Auch diese Liste wäre sehr lang, wird aber von der Vernunft restriktiv redigiert. Wer hätte nicht gern eine Brough Superior oder eine Vincent (siehe nicht die vorherige Antwort)? Eine NSU OSL ist aber tatsächlich noch im Bereich des Möglichen und wäre mal als Vorkriegs-Krad was ganz anderes. Verflossene Träume: Münch (so teuer, dass man sie nicht mehr aus dem Wohnzimmer rausschieben mag), BMW K1 (futuristisches Design, nach Probefahrt leider nicht so futuristisch unter der Plastikschale), Ducati Hailwood Replica (davon träumt mein Bruder seit seiner Geburt oder schon davor).

Schnelle Entscheidung, kurz begründet:

Kette oder Kardan?
Kardan, man erschrickt so schön, wenn man das Gas zurücknimmt.

Luft- oder Wasserkühlung?
Außer bei der Zündapp KS 50 watercooled habe ich nie ernsthaft über wassergekühlte Motoren an Zweirädern nachgedacht - was soll so was?

Stummellenker oder Lenkstange?
Stange, aber kein Geweih!

Drahtspeichen- oder Schmiederäder?
Die Zeiten des „Gussradwichsers“ sind ja wohl vorbei, geht beides.

Gore-Tex oder Einteiler?
Lederhose und -jacke für die kleine Tour, Textil-Einteiler für die große Fahrt.

Dampfstrahler oder Schwamm und Bürste?
Lappen und Alkoholreiniger.

Das schönste Motorraderlebnis?
Jedes Mal nach Hunderten von Kilometern durch Sturm und Regen sicher und wohlbehalten vom treuen Gefährt wieder vor der eigenen Haustür abzusteigen.

Natürlich auch das peinlichste?
Ohne Sprit fünf Kilometer an einer Schnellstraße bis zur nächsten Tanke schieben. Selber Schuld, als Harley-Fahrer hätte ich den ADAC rufen können - und müssen.

Wer legt an Ihrem Motorrad Hand an: die Werkstatt oder nur Sie selbst?
Zu 90 Prozent die Werkstatt.

Auf welche Schrauberleistung, Reparatur oder Umbau sind Sie besonders stolz?
Auf keine, alle Veränderungen, die ich jemals an irgendwelchen Motorrädern vorgenommen habe, sind nicht von großer Dauer gewesen.

Welcher Motorradheld steht bei Ihnen auf der Pole Position?
Helmut Dähne, wie man leicht hätte erraten können (Stichwort BMW R 90 S).

Was darf bei Ihren Motorradklamotten auf keinen Fall fehlen?
Neben dem Üblichen: Handschuhe mit langem Schaft, denn ist der Puls warm, freut sich der Mensch.

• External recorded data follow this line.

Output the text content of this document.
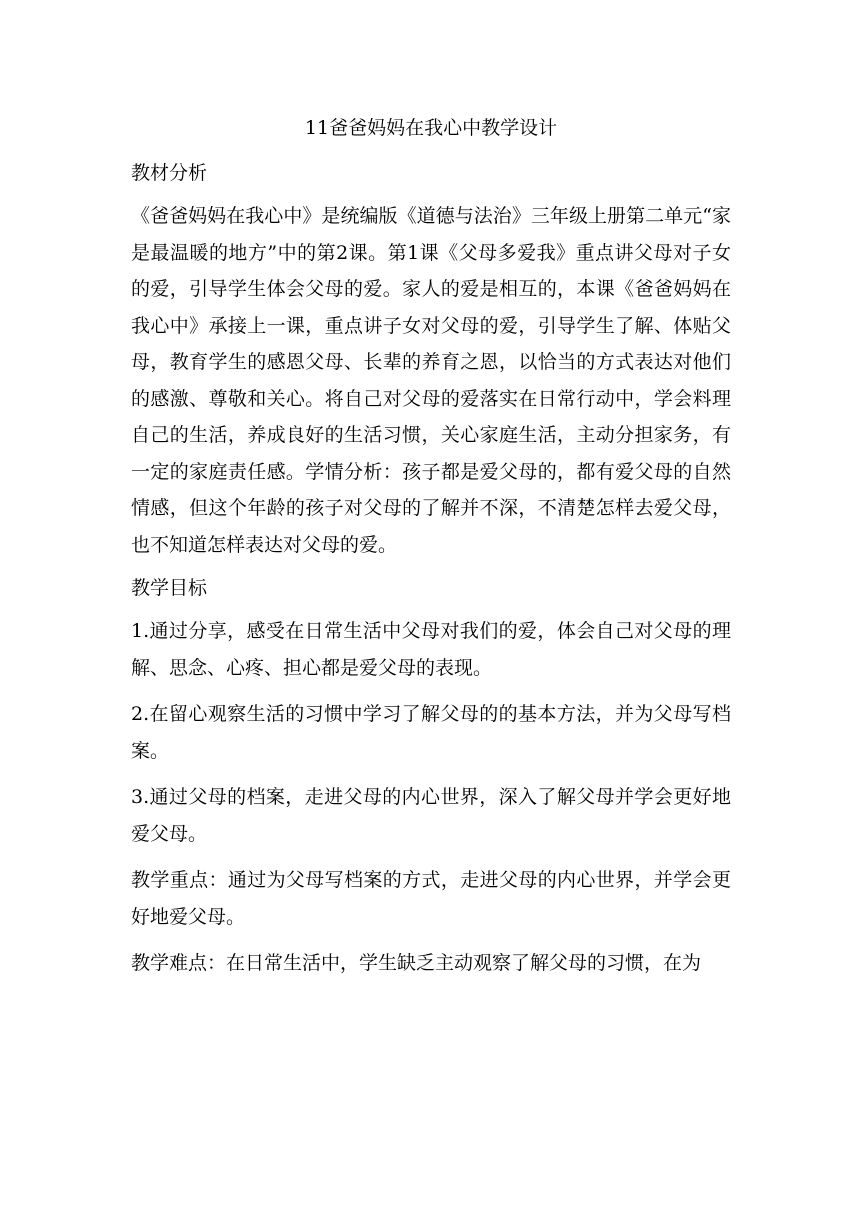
11爸爸妈妈在我心中教学设计
教材分析
《爸爸妈妈在我心中》是统编版《道德与法治》三年级上册第二单元“家是最温暖的地方”中的第2课。第1课《父母多爱我》重点讲父母对子女的爱，引导学生体会父母的爱。家人的爱是相互的，本课《爸爸妈妈在我心中》承接上一课，重点讲子女对父母的爱，引导学生了解、体贴父母，教育学生的感恩父母、长辈的养育之恩，以恰当的方式表达对他们的感激、尊敬和关心。将自己对父母的爱落实在日常行动中，学会料理自己的生活，养成良好的生活习惯，关心家庭生活，主动分担家务，有一定的家庭责任感。学情分析：孩子都是爱父母的，都有爱父母的自然情感，但这个年龄的孩子对父母的了解并不深，不清楚怎样去爱父母，也不知道怎样表达对父母的爱。
教学目标
1.通过分享，感受在日常生活中父母对我们的爱，体会自己对父母的理解、思念、心疼、担心都是爱父母的表现。
2.在留心观察生活的习惯中学习了解父母的的基本方法，并为父母写档案。
3.通过父母的档案，走进父母的内心世界，深入了解父母并学会更好地爱父母。
教学重点：通过为父母写档案的方式，走进父母的内心世界，并学会更好地爱父母。
教学难点：在日常生活中，学生缺乏主动观察了解父母的习惯，在为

Und womit würden Sie sich nie auf die Straße trauen?
Mit einer Suzuki Hayabusa oder ähnlichen Asphalt-Raketen, sie würden die schlimmsten Seiten an mir hervorrufen, und ich fürchte, ich wäre zu charakterschwach, um auch nur die gröbsten Verkehrsregeln damit einzuhalten.

Wo sind Sie am liebsten unterwegs?
Mit meiner R 90 S links und rechts der Weser oder ohne Ampelstopp 100 Kilometer durch Niedersachsen (das geht hier tatsächlich noch).

Wer muss unbedingt noch hinter Ihnen Platz nehmen?
Ganz ehrlich? Am liebsten niemand!

Und wem würden Sie gerne einmal hinterherfahren?
Hinterherfahren? Wer macht das denn gerne?